With apologies to Washington Irving, if Rip Van Winkle were living in Arizona and had fallen asleep in 1990, at the height of the Martin Luther King Holiday crisis, and woke up this year, he probably would have a sense of deja vu. Granted, the governor would be different, but the attitudes would be the same. But if there is any story which is relevant to the current situation in Arizona, it would be Washington Irving's other classic, "The Legend of Sleepy Hollow."
Last week Jan Brewer participated in a gubernatorial debate against her Democratic opponent in an effort to retain her position as governor of Arizona, which she ascended to after the previous governor, Janet Napolitano, was appointed by President Obama to become Secretary of Homeland Security. Much has been made of her rather embarrassing performance in the debate, from the long pause during her prepared remarks to the obvious lies about the state budget being balanced. But the biggest news out of the debate came when she defended signing Arizona's draconian anti-immigration law, with Ms. Brewer saying that headless corpses had been found in the middle of Arizona's deserts according to law enforcement sources she contacted. However, when reporters attempted to follow up on her headless corpses comment and ask her which law enforcement agencies gave her that information, she evaded the topic and whisked herself away.
Whether or not there were actually any headless corpses in the desert, it was enough to reinforce the GOP position on Arizona's "papers please" anti-immigration law, which not only threatened undocumented workers with detention and deportation at the whim of local police, but also threatened naturalized Hispanic citizens with racial profiling and harassment. Much has been discussed about the racial aspects of the law and whether Governor Brewer was playing to bigots and xenophobes, including whether the governor was racist herself.
Frankly, I don't know if Governor Brewer is racist. I can't peer into her psyche.
But interestingly enough, I can follow her money trail and see what other motives she had in passing the draconian anti-immigrant law.
In fact, the local CBS news station in Phoenix did just that. It appears that much of Ms. Brewer's campaign staff have lobbying ties to a for-profit private prison and detention enterprise called Corrections Corporation of America. The station reported how CCA was awarded several contracts for detention facilities in the state, and how CCA was her biggest campaign contributor. Of course, before a Federal court struck down the most insidious aspects of Arizona's anti-immigration law, CCA stood to gain a huge financial advantage by building and administering several detention facilities to hold illegal immigrants captured by police under the new law. Never mind that these facilities often cut corners with physical upkeep and staffing, hiring inexperienced and often poorly trained prison guards, and there's no need to bring up the fact that a couple of convicted murderers escaped from one of these for-profit prison facilities and went on to kill a couple in New Mexico; the point is, according to Ms. Brewer, these facilities are absolutely needed to stop all of the illegal immigrants who are crossing the border and causing crime to spiral out of control in Arizona.
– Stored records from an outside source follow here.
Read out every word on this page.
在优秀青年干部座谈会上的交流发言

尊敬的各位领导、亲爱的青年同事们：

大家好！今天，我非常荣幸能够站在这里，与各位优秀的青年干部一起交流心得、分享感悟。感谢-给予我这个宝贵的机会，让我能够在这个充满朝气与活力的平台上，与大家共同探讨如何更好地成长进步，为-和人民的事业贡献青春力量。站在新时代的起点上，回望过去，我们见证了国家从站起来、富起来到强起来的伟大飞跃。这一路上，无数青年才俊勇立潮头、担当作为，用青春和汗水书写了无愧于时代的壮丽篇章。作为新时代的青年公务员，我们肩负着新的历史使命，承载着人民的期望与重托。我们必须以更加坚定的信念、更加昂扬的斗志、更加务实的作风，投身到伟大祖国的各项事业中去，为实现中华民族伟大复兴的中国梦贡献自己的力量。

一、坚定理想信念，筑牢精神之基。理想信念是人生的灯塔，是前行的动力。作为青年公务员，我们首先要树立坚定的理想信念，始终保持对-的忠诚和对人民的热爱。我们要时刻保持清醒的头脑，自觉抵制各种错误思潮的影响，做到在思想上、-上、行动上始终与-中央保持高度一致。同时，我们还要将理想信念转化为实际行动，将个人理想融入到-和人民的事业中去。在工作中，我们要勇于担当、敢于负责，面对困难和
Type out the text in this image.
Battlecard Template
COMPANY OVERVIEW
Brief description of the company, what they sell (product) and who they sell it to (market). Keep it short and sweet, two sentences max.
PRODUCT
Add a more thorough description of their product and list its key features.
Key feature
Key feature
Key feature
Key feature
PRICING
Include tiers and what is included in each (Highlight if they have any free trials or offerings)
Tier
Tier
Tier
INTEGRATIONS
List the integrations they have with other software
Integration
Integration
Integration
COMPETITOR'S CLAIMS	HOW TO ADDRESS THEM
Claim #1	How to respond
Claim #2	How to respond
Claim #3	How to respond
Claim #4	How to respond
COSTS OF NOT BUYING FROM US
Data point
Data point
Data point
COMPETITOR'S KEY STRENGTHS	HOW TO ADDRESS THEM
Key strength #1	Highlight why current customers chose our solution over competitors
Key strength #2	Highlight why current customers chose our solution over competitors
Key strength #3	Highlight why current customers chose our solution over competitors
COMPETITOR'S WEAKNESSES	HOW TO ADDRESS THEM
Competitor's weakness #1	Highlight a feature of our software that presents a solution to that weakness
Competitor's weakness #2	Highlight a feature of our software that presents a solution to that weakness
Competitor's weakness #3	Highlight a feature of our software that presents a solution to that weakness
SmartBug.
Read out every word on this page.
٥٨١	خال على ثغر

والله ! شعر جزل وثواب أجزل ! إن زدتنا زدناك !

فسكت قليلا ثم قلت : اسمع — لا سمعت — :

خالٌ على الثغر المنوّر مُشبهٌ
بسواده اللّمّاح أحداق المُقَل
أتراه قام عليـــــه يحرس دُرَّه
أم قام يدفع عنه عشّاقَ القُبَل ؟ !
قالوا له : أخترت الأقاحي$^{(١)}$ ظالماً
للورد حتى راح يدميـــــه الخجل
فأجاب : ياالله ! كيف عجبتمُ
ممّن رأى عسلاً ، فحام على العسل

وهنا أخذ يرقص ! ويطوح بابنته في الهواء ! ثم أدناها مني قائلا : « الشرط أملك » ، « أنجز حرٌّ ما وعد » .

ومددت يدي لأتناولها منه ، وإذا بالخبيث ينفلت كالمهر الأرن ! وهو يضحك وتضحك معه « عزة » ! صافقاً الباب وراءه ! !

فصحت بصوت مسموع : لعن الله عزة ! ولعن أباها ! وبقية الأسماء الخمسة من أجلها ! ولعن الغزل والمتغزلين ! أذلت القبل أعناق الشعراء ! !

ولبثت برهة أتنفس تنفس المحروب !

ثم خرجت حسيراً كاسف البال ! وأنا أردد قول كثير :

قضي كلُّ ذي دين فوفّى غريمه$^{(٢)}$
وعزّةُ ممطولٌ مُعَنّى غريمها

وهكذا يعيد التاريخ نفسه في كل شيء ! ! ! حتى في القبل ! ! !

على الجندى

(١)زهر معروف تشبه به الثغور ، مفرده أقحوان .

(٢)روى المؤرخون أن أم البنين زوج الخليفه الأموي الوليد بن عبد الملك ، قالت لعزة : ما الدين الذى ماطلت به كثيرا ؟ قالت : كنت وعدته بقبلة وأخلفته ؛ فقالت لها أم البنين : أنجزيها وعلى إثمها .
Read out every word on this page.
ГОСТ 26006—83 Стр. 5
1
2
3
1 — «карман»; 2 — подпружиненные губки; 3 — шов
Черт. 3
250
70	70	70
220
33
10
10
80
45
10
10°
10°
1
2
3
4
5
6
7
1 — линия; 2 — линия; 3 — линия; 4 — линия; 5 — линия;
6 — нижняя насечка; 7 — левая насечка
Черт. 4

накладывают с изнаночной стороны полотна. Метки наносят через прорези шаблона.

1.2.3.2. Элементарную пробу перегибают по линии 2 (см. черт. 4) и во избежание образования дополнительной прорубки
But it appears that crime and illegal immigration are not spiraling out of control. In fact, over the past five years, both the number of incidents of violent crime and the number of undocumented immigrants crossing the Arizona border illegally have gone down, and has done so every year in the past five years.
But who needs pesky, inconvenient things like facts to interrupt a scary narrative?
Sadly, it appears that Ms. Brewer is using the fear card to enrich herself and her buddies at the expense of Arizonans. Just as the residents of Tarry Town were brought to terror by the mere mention of the Headless Horseman, Ms. Brewer is attempting to scare Arizona residents with the specter of headless corpses. And she will succeed at doing so if she is elected this November.